By Jason Simpkins
Swiss banking giant UBS AG (ADR: UBS) succumbed to government intervention yesterday (Thursday) and the country's other banking powerhouse, Credit Suisse Group AG (ADR: CS) announced it would raise fresh capital from private shareholders after rebuffing central bank assistance.
The Swiss National Bank (SNB) will establish a fund to take on as much $60 billion of UBS' risky assets. The central bank will also provide UBS with a cash injection of $5.2 billion (6 billion Swiss francs). The bank already has secured $27 billion in capital from private investors this year.
The SNB will support the new fund with as much as $54 billion in loans that will yield interest of 2.5 percentage points above the one-month London Interbank Offered Rate (LIBOR). For its $5.2 billion cash infusion, the SNB will receive bonds convertible into a non-voting 9.3% equity stake.
"This operation is highly unusual, both with regard to its scope and the reasons for it," Jean-Pierre Roth, president of the Swiss National Bank, said in a statement. "In carrying it out, we are making a contribution to an essential element of the Swiss financial system at a time when financial markets have been in turmoil for some months now."
UBS has declared $44.2 billion in credit losses and write-downs since the start of last year, more than any other bank in Europe, according to Bloomberg News.
The government rescue will leave UBS with "essentially zero" risk related to subprime or other mortgage-backed securities.
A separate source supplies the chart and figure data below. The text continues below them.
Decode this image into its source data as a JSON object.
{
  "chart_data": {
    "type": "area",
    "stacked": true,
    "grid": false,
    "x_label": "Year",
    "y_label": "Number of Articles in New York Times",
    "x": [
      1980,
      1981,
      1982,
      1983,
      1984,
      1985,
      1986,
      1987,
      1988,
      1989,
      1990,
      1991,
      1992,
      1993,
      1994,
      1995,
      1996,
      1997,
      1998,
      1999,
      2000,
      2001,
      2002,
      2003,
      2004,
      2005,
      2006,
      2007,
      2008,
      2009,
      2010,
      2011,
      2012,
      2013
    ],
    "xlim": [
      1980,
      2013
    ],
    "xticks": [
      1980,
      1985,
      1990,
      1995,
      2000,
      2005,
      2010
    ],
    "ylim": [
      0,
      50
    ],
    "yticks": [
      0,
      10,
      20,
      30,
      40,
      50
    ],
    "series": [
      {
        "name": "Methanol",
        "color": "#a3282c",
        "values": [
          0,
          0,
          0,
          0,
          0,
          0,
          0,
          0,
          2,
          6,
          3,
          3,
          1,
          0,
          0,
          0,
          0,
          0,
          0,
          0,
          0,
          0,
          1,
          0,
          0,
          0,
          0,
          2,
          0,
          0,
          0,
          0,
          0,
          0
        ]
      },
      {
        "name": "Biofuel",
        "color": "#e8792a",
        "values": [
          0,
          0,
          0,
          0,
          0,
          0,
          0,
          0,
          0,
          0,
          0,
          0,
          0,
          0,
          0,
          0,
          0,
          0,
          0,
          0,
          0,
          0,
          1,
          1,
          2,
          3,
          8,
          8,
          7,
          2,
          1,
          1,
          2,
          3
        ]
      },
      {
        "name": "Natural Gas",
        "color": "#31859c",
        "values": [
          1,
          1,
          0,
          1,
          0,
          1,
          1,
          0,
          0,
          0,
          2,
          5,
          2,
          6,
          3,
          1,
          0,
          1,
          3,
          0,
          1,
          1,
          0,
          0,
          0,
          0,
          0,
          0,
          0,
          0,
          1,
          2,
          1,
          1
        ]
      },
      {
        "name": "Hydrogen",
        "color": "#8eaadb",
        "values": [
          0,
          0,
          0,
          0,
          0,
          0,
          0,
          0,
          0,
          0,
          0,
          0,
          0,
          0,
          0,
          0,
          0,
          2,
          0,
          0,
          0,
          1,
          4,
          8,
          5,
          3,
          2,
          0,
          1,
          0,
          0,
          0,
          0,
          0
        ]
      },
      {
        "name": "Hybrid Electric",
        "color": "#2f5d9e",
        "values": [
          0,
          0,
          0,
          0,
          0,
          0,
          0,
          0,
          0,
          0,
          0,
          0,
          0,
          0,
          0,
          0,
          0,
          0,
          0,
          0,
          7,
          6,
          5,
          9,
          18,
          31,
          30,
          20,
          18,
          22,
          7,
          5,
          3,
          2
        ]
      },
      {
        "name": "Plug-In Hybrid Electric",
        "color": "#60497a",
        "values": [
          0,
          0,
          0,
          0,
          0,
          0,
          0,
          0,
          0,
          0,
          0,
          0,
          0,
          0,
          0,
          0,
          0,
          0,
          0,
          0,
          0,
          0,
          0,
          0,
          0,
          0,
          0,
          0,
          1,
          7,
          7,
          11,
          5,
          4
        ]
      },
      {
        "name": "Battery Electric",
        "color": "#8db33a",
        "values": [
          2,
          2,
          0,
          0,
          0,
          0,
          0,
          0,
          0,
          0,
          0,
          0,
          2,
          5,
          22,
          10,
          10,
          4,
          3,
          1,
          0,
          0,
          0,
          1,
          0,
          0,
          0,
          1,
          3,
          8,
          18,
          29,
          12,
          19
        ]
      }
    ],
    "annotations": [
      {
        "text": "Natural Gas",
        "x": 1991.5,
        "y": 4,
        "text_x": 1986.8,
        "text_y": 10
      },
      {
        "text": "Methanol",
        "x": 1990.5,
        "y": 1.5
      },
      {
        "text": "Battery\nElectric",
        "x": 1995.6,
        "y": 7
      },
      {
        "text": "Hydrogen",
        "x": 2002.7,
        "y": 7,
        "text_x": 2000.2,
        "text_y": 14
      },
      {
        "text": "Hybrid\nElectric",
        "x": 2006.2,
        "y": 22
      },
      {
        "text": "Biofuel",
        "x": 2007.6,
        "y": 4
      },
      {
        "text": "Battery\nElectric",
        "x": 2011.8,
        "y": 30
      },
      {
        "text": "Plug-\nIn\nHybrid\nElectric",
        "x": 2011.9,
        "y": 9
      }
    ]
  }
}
In addition to the bailout, the SNB said it would increase protection for depositors from the current level of $22,400 (30,000 Swiss francs).
Credit Suisse, which declined government assistance, said it was raising $8.75 billion in fresh capital from Qatar Holding LLC, Koor Industries Ltd., and Olayan Investments Co. of Athens – all of which are already existing shareholders. The size of each stake was not made clear, but Chief Executive Officer Brady Dougan said his bank didn't solicit investment from "many more than these three."
"Our view is that in these markets being in a position of unquestioned capital strength will be paramount," Dougan said. "We didn't have to raise this capital. This is our view of how to manage the business conservatively."
Both UBS and Credit Suisse offered glimpses of their third-quarter results. UBS said it earned a profit of $261 million (296 million Swiss francs), but disclosed that private depositors withdrew $43.5 billion (49.3 billion Swiss francs). Credit Suisse posted a third-quarter loss of $1.12 billion (1.3 billion Swiss francs), largely the result of write-downs in its investment-banking unit.